Review of Stella

Stella (2008)
9/10
Director's autobiographical portrait of her 11th year really sings
23 February 2009
It's 1977 and Stella Vlaminck begins her first year in a prestigious Parisian secondary school. Home for her is a boisterous working class café on the edge of Paris. This is a chance. Can she make it? That's the premise of this buoyant, touching autobiographical film by Sylvie Verheyde, which has to be one of the best movies made from the point of view of a pre-teen girl. It's on a par with Julie Gavras's very fine young girl's political biography, Blame It on Fidel, and depicts its family with the same unwavering eye.

To understand why this is such a terrific movie, begin with Lóra Barbara, the young actress who plays Stella, who's superb. Sometimes she's plain. Sometimes she's lovely. Sometimes she seems tiny. Sometimes she's big. Always, she's present. And she narrates (a device that's seamless and delicate, guiding us often but never intruding).

The essence of the story is that though Stella happens to find her one friend in Gladys (Melisa Rodrigues), a more middle-class girl from an intellectual Argentinian Jewish family, and Gladys is the best student in her class, Stella finds out she doesn't know a lot of things she needs to know. She knows about pinball and cards and pop music and TV and football and how a bar is run. European history and Greek mythology, Balzac and Cocteau are a mystery to her. And at first she doesn't care, and she comes home with all F's. Her father (played charismatically by cool singer-songwriter Benjamin Biolay) is sexy, and well-liked and her mom (Karole Rocher) runs the café and is good looking. They're "stars" in the neighborhood. But she's angry and sad and is two-timing him with one of the regulars, and dad drinks too much and is weak. Her older brother Loïc (Johan Libereau) tries to help, but can't. Very kind to Stella is another local, Bubu (Jeannick Gravelines), but his motives turn out to be ugly indeed.
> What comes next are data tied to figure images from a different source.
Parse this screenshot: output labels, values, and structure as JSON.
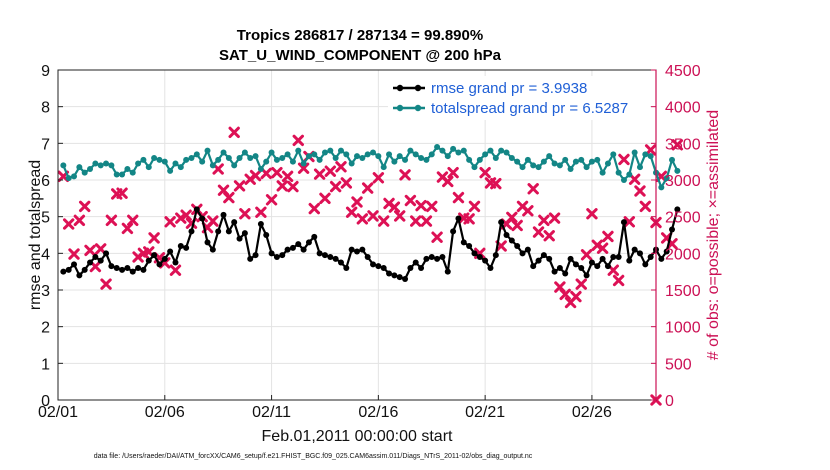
{
  "chart_data": {
    "type": "line",
    "title_line1": "Tropics 286817 / 287134 = 99.890%",
    "title_line2": "SAT_U_WIND_COMPONENT @ 200 hPa",
    "xlabel": "Feb.01,2011 00:00:00 start",
    "ylabel_left": "rmse and totalspread",
    "ylabel_right": "# of obs: o=possible; ×=assimilated",
    "footer": "data file: /Users/raeder/DAI/ATM_forcXX/CAM6_setup/f.e21.FHIST_BGC.f09_025.CAM6assim.011/Diags_NTrS_2011-02/obs_diag_output.nc",
    "xlim": [
      0,
      28
    ],
    "ylim_left": [
      0,
      9
    ],
    "ylim_right": [
      0,
      4500
    ],
    "x_tick_values": [
      0,
      5,
      10,
      15,
      20,
      25
    ],
    "x_tick_labels": [
      "02/01",
      "02/06",
      "02/11",
      "02/16",
      "02/21",
      "02/26"
    ],
    "y_left_ticks": [
      0,
      1,
      2,
      3,
      4,
      5,
      6,
      7,
      8,
      9
    ],
    "y_right_ticks": [
      0,
      500,
      1000,
      1500,
      2000,
      2500,
      3000,
      3500,
      4000,
      4500
    ],
    "grid": true,
    "legend_position": "top-right",
    "colors": {
      "rmse": "#000000",
      "totalspread": "#138686",
      "obs": "#dd1155",
      "right_axis": "#cc1155",
      "legend_text": "#1f5fd6"
    },
    "series": [
      {
        "name": "rmse grand pr = 3.9938",
        "axis": "left",
        "x_start": 0.25,
        "x_step": 0.25,
        "values": [
          3.5,
          3.55,
          3.7,
          3.4,
          3.55,
          3.75,
          3.9,
          3.8,
          4.0,
          3.65,
          3.6,
          3.55,
          3.6,
          3.5,
          3.6,
          3.55,
          3.8,
          3.95,
          3.7,
          3.85,
          4.05,
          3.75,
          4.2,
          4.15,
          4.6,
          5.2,
          4.95,
          4.3,
          4.1,
          4.6,
          5.05,
          4.6,
          4.85,
          4.4,
          4.55,
          3.85,
          3.95,
          4.8,
          4.5,
          4.0,
          3.9,
          3.95,
          4.1,
          4.15,
          4.25,
          4.1,
          4.3,
          4.45,
          4.0,
          3.95,
          3.9,
          3.85,
          3.75,
          3.6,
          4.1,
          4.05,
          4.1,
          3.9,
          3.7,
          3.65,
          3.6,
          3.45,
          3.4,
          3.35,
          3.3,
          3.6,
          3.75,
          3.6,
          3.85,
          3.9,
          3.85,
          3.9,
          3.5,
          4.6,
          4.95,
          4.3,
          4.2,
          4.0,
          3.9,
          3.8,
          3.6,
          3.95,
          4.85,
          4.5,
          4.35,
          4.2,
          4.0,
          4.1,
          3.65,
          3.8,
          3.95,
          3.85,
          3.5,
          3.6,
          3.45,
          3.85,
          3.7,
          3.6,
          3.4,
          3.75,
          3.65,
          3.85,
          3.65,
          3.9,
          3.9,
          4.85,
          3.8,
          4.1,
          4.0,
          3.7,
          3.9,
          4.1,
          3.85,
          4.05,
          4.65,
          5.2
        ]
      },
      {
        "name": "totalspread grand pr = 6.5287",
        "axis": "left",
        "x_start": 0.25,
        "x_step": 0.25,
        "values": [
          6.4,
          6.05,
          6.1,
          6.35,
          6.2,
          6.3,
          6.45,
          6.4,
          6.45,
          6.4,
          6.15,
          6.15,
          6.3,
          6.2,
          6.45,
          6.55,
          6.35,
          6.6,
          6.55,
          6.5,
          6.25,
          6.45,
          6.35,
          6.55,
          6.6,
          6.7,
          6.5,
          6.8,
          6.4,
          6.55,
          6.75,
          6.6,
          6.4,
          6.6,
          6.75,
          6.6,
          6.65,
          6.3,
          6.5,
          6.75,
          6.55,
          6.6,
          6.7,
          6.5,
          6.8,
          6.45,
          6.65,
          6.7,
          6.55,
          6.75,
          6.8,
          6.6,
          6.8,
          6.7,
          6.45,
          6.65,
          6.6,
          6.7,
          6.75,
          6.65,
          6.35,
          6.7,
          6.5,
          6.65,
          6.55,
          6.8,
          6.7,
          6.6,
          6.55,
          6.7,
          6.9,
          6.8,
          6.65,
          6.85,
          6.75,
          6.8,
          6.55,
          6.35,
          6.55,
          6.7,
          6.8,
          6.6,
          6.8,
          6.75,
          6.6,
          6.5,
          6.35,
          6.55,
          6.4,
          6.35,
          6.5,
          6.65,
          6.45,
          6.4,
          6.55,
          6.3,
          6.5,
          6.55,
          6.35,
          6.5,
          6.55,
          6.2,
          6.45,
          6.7,
          6.2,
          6.0,
          6.15,
          6.75,
          6.35,
          6.7,
          6.65,
          6.2,
          5.8,
          6.05,
          6.55,
          6.25
        ]
      },
      {
        "name": "assimilated obs count",
        "axis": "right",
        "marker": "x",
        "x_start": 0.25,
        "x_step": 0.25,
        "values": [
          3050,
          2400,
          1990,
          2450,
          2640,
          2040,
          1820,
          2060,
          1580,
          2450,
          2810,
          2820,
          2340,
          2450,
          1950,
          2000,
          2020,
          2210,
          1940,
          1870,
          2430,
          1770,
          2480,
          2520,
          2410,
          2600,
          2500,
          2350,
          2440,
          3150,
          2860,
          2760,
          3650,
          2920,
          2540,
          3010,
          3060,
          2560,
          3090,
          2730,
          3100,
          2920,
          3050,
          2910,
          3540,
          3160,
          3320,
          2610,
          3080,
          2750,
          3120,
          2910,
          3180,
          2960,
          2560,
          2700,
          2470,
          2890,
          2510,
          3030,
          2440,
          2680,
          2630,
          2510,
          3070,
          2720,
          2440,
          2650,
          2440,
          2640,
          2220,
          3040,
          2980,
          3100,
          2760,
          2480,
          2470,
          2640,
          2000,
          3100,
          2960,
          2950,
          2100,
          2400,
          2490,
          2380,
          2640,
          2580,
          2880,
          2290,
          2450,
          2240,
          2480,
          1540,
          1440,
          1330,
          1410,
          1580,
          1980,
          2540,
          2110,
          2070,
          2230,
          1770,
          1630,
          3280,
          2430,
          3010,
          2850,
          2640,
          3410,
          2420,
          3050,
          2210,
          2130,
          3480
        ]
      }
    ],
    "stray_points_right": [
      {
        "x": 28,
        "y": 0
      }
    ],
    "legend": [
      {
        "label": "rmse grand pr = 3.9938",
        "series": "rmse"
      },
      {
        "label": "totalspread grand pr = 6.5287",
        "series": "totalspread"
      }
    ]
  }
}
Under Gladys' influence, Stella begins to read. Marguerite Duras and Balzac become her friends. But they don't yet help her in French class, where the teacher finds her spelling utterly pathetic.

Life at the café is entertaining to come home to. And there's Alain-Bernard (Guillaume Depardieu, sadly, dead four months ago at 37), the kind, charismatic regular Stella's got a crush on. She plays cards, and is good. She plays the pinball machine with Alain-Bernard too. There's always something going on. It's fun, but it's chaotic, and it distracts Stella from studying, or keeps her from going early to bed. There is TV to watch (Gladys' family don't have one; they're "against" it). Sometimes the working-class patrons seem more childish than the bourgeois kids at the school, whose teachers are imperious and demanding gatekeepers of French high culture. This is a contrast to the present-day 'banlieue' school depicted so accurately in Cantet's recent prizewinner, The Class. No teacher is going to bend to Stella. Some of the teachers are abusive and throw tantrums--or throw a kid's stuff out the window.
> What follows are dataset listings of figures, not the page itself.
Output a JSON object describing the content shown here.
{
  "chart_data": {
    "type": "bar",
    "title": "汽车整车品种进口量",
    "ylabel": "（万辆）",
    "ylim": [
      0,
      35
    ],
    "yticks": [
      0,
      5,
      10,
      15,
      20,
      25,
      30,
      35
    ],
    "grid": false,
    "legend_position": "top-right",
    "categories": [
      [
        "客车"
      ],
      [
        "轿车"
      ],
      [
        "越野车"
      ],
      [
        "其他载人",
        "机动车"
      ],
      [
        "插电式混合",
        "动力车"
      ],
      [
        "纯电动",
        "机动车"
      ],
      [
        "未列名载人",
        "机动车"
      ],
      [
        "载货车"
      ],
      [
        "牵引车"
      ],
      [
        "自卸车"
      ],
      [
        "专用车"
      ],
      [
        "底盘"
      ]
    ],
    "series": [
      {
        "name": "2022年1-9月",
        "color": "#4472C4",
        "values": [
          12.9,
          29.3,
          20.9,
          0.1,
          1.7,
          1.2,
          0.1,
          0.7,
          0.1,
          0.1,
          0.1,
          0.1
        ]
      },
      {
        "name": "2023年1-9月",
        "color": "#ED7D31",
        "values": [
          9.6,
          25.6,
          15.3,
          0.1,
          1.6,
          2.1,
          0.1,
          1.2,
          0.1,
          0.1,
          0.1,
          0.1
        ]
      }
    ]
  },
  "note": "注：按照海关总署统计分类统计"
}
In the summer Stella's parents dump her off somewhere in the country with her grandmother, her father's mother, who steals from the till when she visits them in Paris. At school, Stella's a hick, a nothing, not too smart and not too cool. In the country, she's "rich," because from Paris. But here too she's a misfit because her only friend is a girl with a retarded brother and a nasty scary alcoholic dad, Genvieve (Laetitia Guerard), who herself is shunned by most of the other kids in the northern French village.

Verheyde shows a masterly ability to film all these milieus and make them seem like it's just happening and the camera's a fly on the wall. The cinematography by Nicolas Gaurin is light as a feather. This filmmaker creates a turbulent world, yet knows how to stop and let her story breathe. There were many moments that reminded me why I love French cinema.

Stella opened November 12, 2008 in Paris to excellent reviews. There's not much you can say against this film, though some thought the screenplay ought to have been less episodic. Shown as part of the Rendez-Vous at Lincoln Center March 2009. No US distributor, but this is highly recommended. 103 minutes.